The story, however, is getting somewhat ahead of itself. The pioneer missionary institutes and colleges in sending out educated leaders to schools, churches, and communities made a profound impression on that part of the white world which did not believe that the freed slave could learn and develop into a full-fledged man.

Once this disbelief began to be dispelled, the movement for general Negro education made faster headway. The work drew the interest of the dean of an aristocratic white university, who resigned to become the head, first of one then of two funds for the promotion of Negro education. He is a wise man in his generation. These funds have been carefully distributed in two directions: (1) Many of the struggling institutions for the better training of teachers and leaders have been helped from year to year, and (2) rural schools have been helped both toward gaining better support from public funds and toward better standards of teaching. Through the encouragement and support of the John F. Slater Fund, four county training-schools for better education of rural Negro teachers were started in as many counties in 1912. These schools plan to develop support from public funds and to raise the grade of teachers as rapidly as possible. To-day county training-schools have multiplied to the number of one hundred and fifty-seven, and some have become good county high schools.

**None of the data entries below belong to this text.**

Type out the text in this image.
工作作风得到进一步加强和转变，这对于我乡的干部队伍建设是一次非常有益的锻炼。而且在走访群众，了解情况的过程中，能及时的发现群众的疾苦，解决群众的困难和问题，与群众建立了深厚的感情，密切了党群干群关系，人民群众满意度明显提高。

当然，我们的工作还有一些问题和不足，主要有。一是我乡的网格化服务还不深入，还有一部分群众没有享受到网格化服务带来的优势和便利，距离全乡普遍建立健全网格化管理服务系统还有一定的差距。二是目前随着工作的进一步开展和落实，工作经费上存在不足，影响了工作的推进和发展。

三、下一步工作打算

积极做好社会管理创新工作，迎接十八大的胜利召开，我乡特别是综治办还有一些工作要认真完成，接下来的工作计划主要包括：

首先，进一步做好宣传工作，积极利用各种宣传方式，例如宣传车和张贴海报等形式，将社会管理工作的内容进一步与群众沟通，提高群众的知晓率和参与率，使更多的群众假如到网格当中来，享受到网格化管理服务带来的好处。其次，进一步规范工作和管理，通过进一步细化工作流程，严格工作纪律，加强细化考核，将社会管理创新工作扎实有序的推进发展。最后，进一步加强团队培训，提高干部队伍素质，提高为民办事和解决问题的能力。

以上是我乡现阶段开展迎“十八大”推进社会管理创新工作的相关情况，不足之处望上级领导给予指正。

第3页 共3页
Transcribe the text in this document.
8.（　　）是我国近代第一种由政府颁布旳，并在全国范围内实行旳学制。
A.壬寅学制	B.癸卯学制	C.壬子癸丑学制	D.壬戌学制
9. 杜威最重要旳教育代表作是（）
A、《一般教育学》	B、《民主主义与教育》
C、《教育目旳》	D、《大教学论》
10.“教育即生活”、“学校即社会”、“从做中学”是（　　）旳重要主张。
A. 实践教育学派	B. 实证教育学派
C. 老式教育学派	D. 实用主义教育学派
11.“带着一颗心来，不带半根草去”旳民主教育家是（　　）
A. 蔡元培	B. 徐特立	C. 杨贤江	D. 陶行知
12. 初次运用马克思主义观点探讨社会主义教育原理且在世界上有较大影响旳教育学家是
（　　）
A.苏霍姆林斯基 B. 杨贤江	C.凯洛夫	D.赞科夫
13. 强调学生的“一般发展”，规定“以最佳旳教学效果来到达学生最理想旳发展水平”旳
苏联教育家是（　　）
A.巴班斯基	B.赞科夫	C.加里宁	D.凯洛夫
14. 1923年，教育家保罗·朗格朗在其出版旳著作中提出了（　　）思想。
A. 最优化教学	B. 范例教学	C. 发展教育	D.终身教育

When, in 1863, the emancipation of the Negroes was proclaimed, among the white students in a missionary seminary at Rockford, 111., was a young white woman of about thirty, Miss Joanna P. Moore, who was preparing to go as a missionary to China or India or, perhaps, to Africa. In February of that year a call came from Island Number Ten in the Mississippi River for a woman to work among the Negro refugee mothers and children. Miss Moore responded and began the mission of love and service to the Negro working people in their homes and churches and schools. She was practically without salary, she lived on "government rations," and was shunned by local white people. During succeeding years she visited the homes of the lowly in Arkansas,

Mississippi, Louisiana, and other states, helping families to find lost members, teaching cleanliness in person and heart, and leading the people to learn and love the Bible. In 1884 Miss Moore started a "Bible Band" and "Fireside School" movement, a system of home religious instruction and cheer for mothers and families, by means of a little magazine called Hope, that grew to have a circulation of thousands.1 Before her passing away in 1916, her work had developed a staff of devoted Negro women who follow in her footsteps.

A young clergyman, graduate of Oberlin college and seminary, left his wife and young child to become a Union army chaplain the second year of the Civil War. He was in the battles of Franklin and Nashville. At the latter place, after the war closed, in abandoned hospital barracks turned over by General Fisk, the young clergyman started a school for the hundreds of freedmen who flocked to this army post. After planting several similar institutions for a Northern missionary society, he returned to be the president of the one at Nashville. For nearly forty years, in the face of ostracism, misunderstanding and prejudice, this pioneer laid the foundations deep and broad for one of the leading Negro colleges, now known throughout the world because it has fostered Negro music and the most liberal culture.